Depuis quelques semaines, la ville avait retrouvé sa paix. La population, une fois de plus, se persuadait que la tourmente avait pris fin, que la concorde allait se maintenir.

C’était un dimanche après-midi. Il faisait chaud. Cela sentait la poussière et la moiteur de l’air marin.

Omar portait un blue-jean foncé, une chemise à carreaux beige au col entrouvert. Annette avait revêtu sa robe d’été à fleurettes orange, terminée par trois volants. Elle ne portait pas de bas ; la couleur de ses chaussures en toile capucine se mariait avec les tons de son vêtement.

— Si nous allions nous promener, Omar ? suggéra-t-elle.

— Oui, allons nous promener.

Ils étaient d’accord, presque toujours.
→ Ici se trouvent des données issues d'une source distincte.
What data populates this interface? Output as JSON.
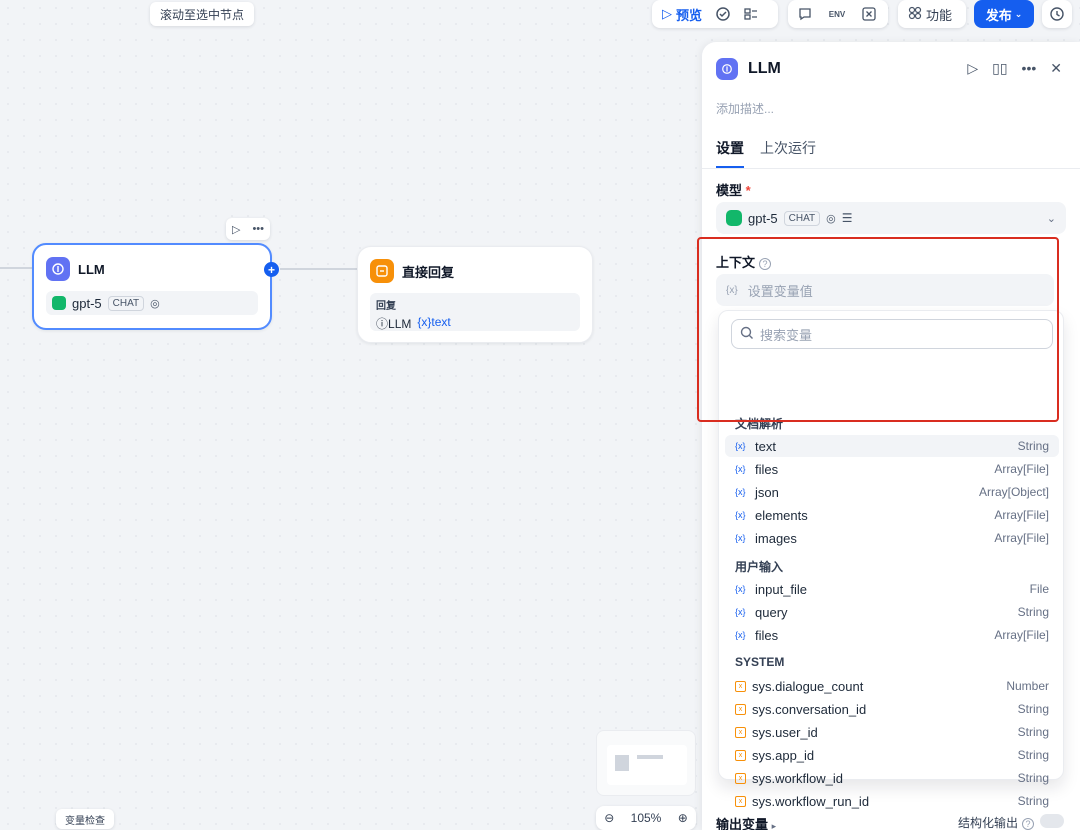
{
  "canvas": {
    "scroll_to_node": "滚动至选中节点",
    "variable_inspect": "变量检查",
    "zoom": "105%"
  },
  "toolbar": {
    "preview": "预览",
    "features": "功能",
    "publish": "发布"
  },
  "nodes": {
    "llm": {
      "title": "LLM",
      "model": "gpt-5",
      "mode_badge": "CHAT"
    },
    "reply": {
      "title": "直接回复",
      "field_label": "回复",
      "source": "LLM",
      "variable": "text"
    }
  },
  "panel": {
    "title": "LLM",
    "description_placeholder": "添加描述...",
    "tabs": [
      {
        "label": "设置",
        "active": true
      },
      {
        "label": "上次运行",
        "active": false
      }
    ],
    "model_label": "模型",
    "model_value": "gpt-5",
    "model_badge": "CHAT",
    "context_label": "上下文",
    "context_placeholder": "设置变量值",
    "search_placeholder": "搜索变量",
    "output_label": "输出变量",
    "structured_output_label": "结构化输出"
  },
  "variable_groups": [
    {
      "title": "文档解析",
      "items": [
        {
          "name": "text",
          "type": "String",
          "highlighted": true
        },
        {
          "name": "files",
          "type": "Array[File]"
        },
        {
          "name": "json",
          "type": "Array[Object]"
        },
        {
          "name": "elements",
          "type": "Array[File]"
        },
        {
          "name": "images",
          "type": "Array[File]"
        }
      ]
    },
    {
      "title": "用户输入",
      "items": [
        {
          "name": "input_file",
          "type": "File"
        },
        {
          "name": "query",
          "type": "String"
        },
        {
          "name": "files",
          "type": "Array[File]"
        }
      ]
    },
    {
      "title": "SYSTEM",
      "items": [
        {
          "name": "sys.dialogue_count",
          "type": "Number"
        },
        {
          "name": "sys.conversation_id",
          "type": "String"
        },
        {
          "name": "sys.user_id",
          "type": "String"
        },
        {
          "name": "sys.app_id",
          "type": "String"
        },
        {
          "name": "sys.workflow_id",
          "type": "String"
        },
        {
          "name": "sys.workflow_run_id",
          "type": "String"
        }
      ]
    }
  ],
  "colors": {
    "accent": "#155eef",
    "highlight_border": "#d92d20",
    "llm_icon": "#6172f3",
    "reply_icon": "#f79009",
    "model_icon": "#12b76a"
  }
}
Omar-Jo en éprouvait un sentiment de bien-être qui amenuisait, assourdissait, les scènes de violence qui se succédaient, depuis plus de douze ans, à l’extérieur.

 

L’enfant se souvenait de tout.

Il pouvait, à chaque instant, revivre la scène en son entier. Il pouvait, à chaque seconde, comme pour de vrai, pénétrer dans la pièce inondée de soleil qui donne sur l’étroit balcon ; se glisser entre son père et sa mère, les frôler, se frotter aux jupes d’Annette, se suspendre aux épaules d’Omar ; entendre leurs voix, leurs rires.
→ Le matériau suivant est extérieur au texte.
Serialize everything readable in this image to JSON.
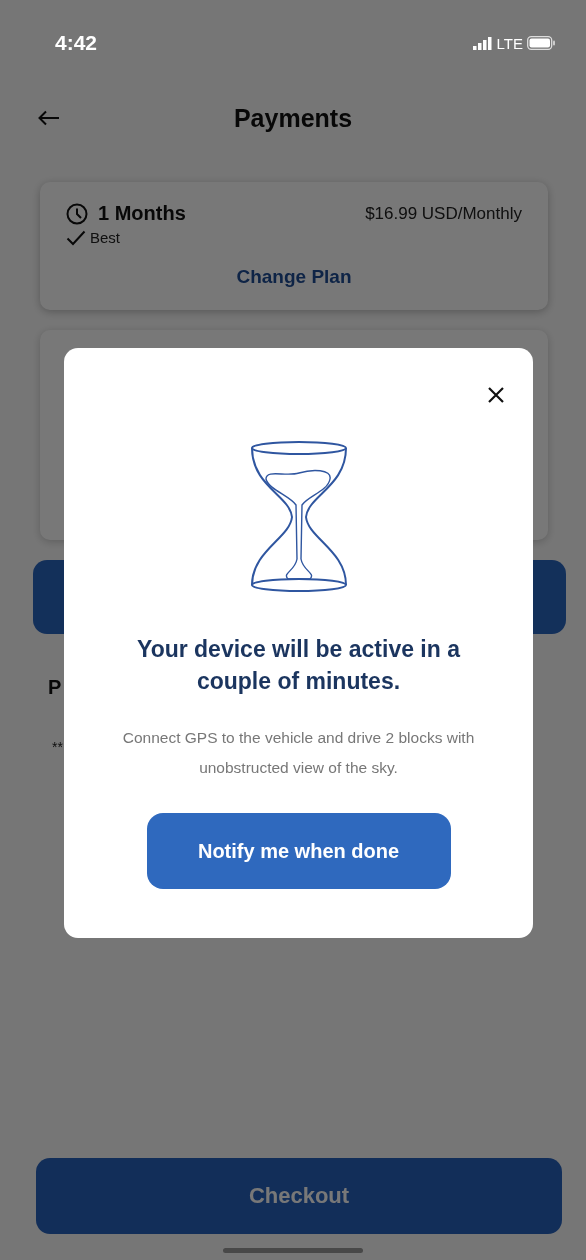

Écouter leurs rires… En dépit des risques quotidiens, des dangers de toute nature – même leur statut était critique – ils riaient, beaucoup, ensemble.

Ce matin-là, leurs visages si jeunes, si proches, se reflétaient dans le miroir rectangulaire du living. Omar entourait de son bras la taille de sa femme, puis il l’embrassait sur la joue.
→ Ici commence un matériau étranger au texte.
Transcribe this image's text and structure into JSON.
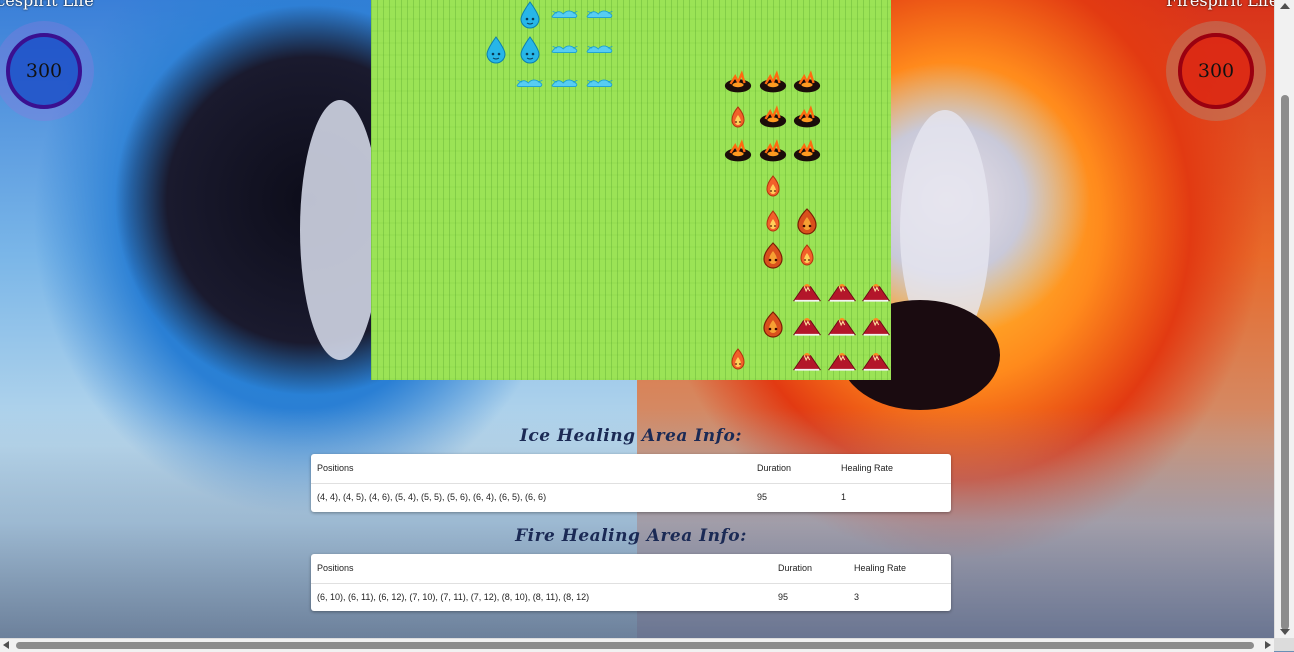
{
  "players": {
    "ice": {
      "label": "Icespirit Life",
      "life": "300",
      "color": "#3a1090"
    },
    "fire": {
      "label": "Firespirit Life",
      "life": "300",
      "color": "#9a0010"
    }
  },
  "board": {
    "background": "#9be356",
    "pieces": [
      {
        "type": "water-drop",
        "row": 0,
        "col": 4
      },
      {
        "type": "ice-cloud",
        "row": 0,
        "col": 5
      },
      {
        "type": "ice-cloud",
        "row": 0,
        "col": 6
      },
      {
        "type": "water-drop",
        "row": 1,
        "col": 3
      },
      {
        "type": "water-drop",
        "row": 1,
        "col": 4
      },
      {
        "type": "ice-cloud",
        "row": 1,
        "col": 5
      },
      {
        "type": "ice-cloud",
        "row": 1,
        "col": 6
      },
      {
        "type": "ice-cloud",
        "row": 2,
        "col": 4
      },
      {
        "type": "ice-cloud",
        "row": 2,
        "col": 5
      },
      {
        "type": "ice-cloud",
        "row": 2,
        "col": 6
      },
      {
        "type": "lava-rock",
        "row": 2,
        "col": 10
      },
      {
        "type": "lava-rock",
        "row": 2,
        "col": 11
      },
      {
        "type": "lava-rock",
        "row": 2,
        "col": 12
      },
      {
        "type": "small-flame",
        "row": 3,
        "col": 10
      },
      {
        "type": "lava-rock",
        "row": 3,
        "col": 11
      },
      {
        "type": "lava-rock",
        "row": 3,
        "col": 12
      },
      {
        "type": "lava-rock",
        "row": 4,
        "col": 10
      },
      {
        "type": "lava-rock",
        "row": 4,
        "col": 11
      },
      {
        "type": "lava-rock",
        "row": 4,
        "col": 12
      },
      {
        "type": "small-flame",
        "row": 5,
        "col": 11
      },
      {
        "type": "small-flame",
        "row": 6,
        "col": 11
      },
      {
        "type": "fire-spirit",
        "row": 6,
        "col": 12
      },
      {
        "type": "fire-spirit",
        "row": 7,
        "col": 11
      },
      {
        "type": "small-flame",
        "row": 7,
        "col": 12
      },
      {
        "type": "volcano",
        "row": 8,
        "col": 12
      },
      {
        "type": "volcano",
        "row": 8,
        "col": 13
      },
      {
        "type": "volcano",
        "row": 8,
        "col": 14
      },
      {
        "type": "fire-spirit",
        "row": 9,
        "col": 11
      },
      {
        "type": "volcano",
        "row": 9,
        "col": 12
      },
      {
        "type": "volcano",
        "row": 9,
        "col": 13
      },
      {
        "type": "volcano",
        "row": 9,
        "col": 14
      },
      {
        "type": "small-flame",
        "row": 10,
        "col": 10
      },
      {
        "type": "volcano",
        "row": 10,
        "col": 12
      },
      {
        "type": "volcano",
        "row": 10,
        "col": 13
      },
      {
        "type": "volcano",
        "row": 10,
        "col": 14
      }
    ]
  },
  "ice_info": {
    "title": "Ice Healing Area Info:",
    "headers": {
      "positions": "Positions",
      "duration": "Duration",
      "rate": "Healing Rate"
    },
    "row": {
      "positions": "(4, 4), (4, 5), (4, 6), (5, 4), (5, 5), (5, 6), (6, 4), (6, 5), (6, 6)",
      "duration": "95",
      "rate": "1"
    }
  },
  "fire_info": {
    "title": "Fire Healing Area Info:",
    "headers": {
      "positions": "Positions",
      "duration": "Duration",
      "rate": "Healing Rate"
    },
    "row": {
      "positions": "(6, 10), (6, 11), (6, 12), (7, 10), (7, 11), (7, 12), (8, 10), (8, 11), (8, 12)",
      "duration": "95",
      "rate": "3"
    }
  }
}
Omar-Jo se tenait accroupi sur le sol. Il dessinait. Il avait choisi de rester à la maison.

— Nous te rapporterons une glace. Quel parfum veux-tu ?

— Du chocolat. Le grand cornet.

— Le plus grand !

Ils disparurent la main dans la main, laissant, derrière eux, la porte entrouverte.

 

Omar et Annette ont cinq étages à descendre ; l’immeuble n’a pas d’ascenseur.

Tout en continuant de colorier sa page, Omar-Jo entend distinctement leurs pas sur le carrelage. Au fur et à mesure qu’ils s’enfoncent, leur rythme s’accélère. Il devine le double saut qu’ils exécutent, comme d’habitude, par-dessus les trois dernières marches donnant sur chaque palier.

Il imagine leur course, leurs enjambées. On les dirait assoiffés de mouvement, attirés par le dehors. Ils vont de plus en plus vite, ignorant la rampe, dévalant joyeusement les étages, s’élançant à la rencontre de ce qui les attend.

 

Omar-Jo se demandera toujours pourquoi il a subitement rejeté ses crayons de couleur. Pour quelle raison il a couru vers le balcon pour leur crier qu’il avait brusquement changé d’avis ; qu’il voulait, à présent, les rejoindre.

— Ouh ! Ouh ! Papa, maman ! Je viens.

Ils ont quitté le seuil de l’immeuble ; ils entendent son cri, l’aperçoivent, l’appellent à leur tour :

— Descends vite. On t’attend !

Ses sandales à la main pour ne pas perdre une seconde, il se précipite, pieds nus, dans l’escalier.

Parvenu au bas des marches, Omar-Jo s’était accroupi pour remettre ses sandales.

Il en chaussa une. Une seule.

Une violente explosion déchira l’air ; suivie d’une autre déflagration qui fit trembler toute la bâtisse.

La seconde sandale à la main, l’enfant se rua vers l’extérieur.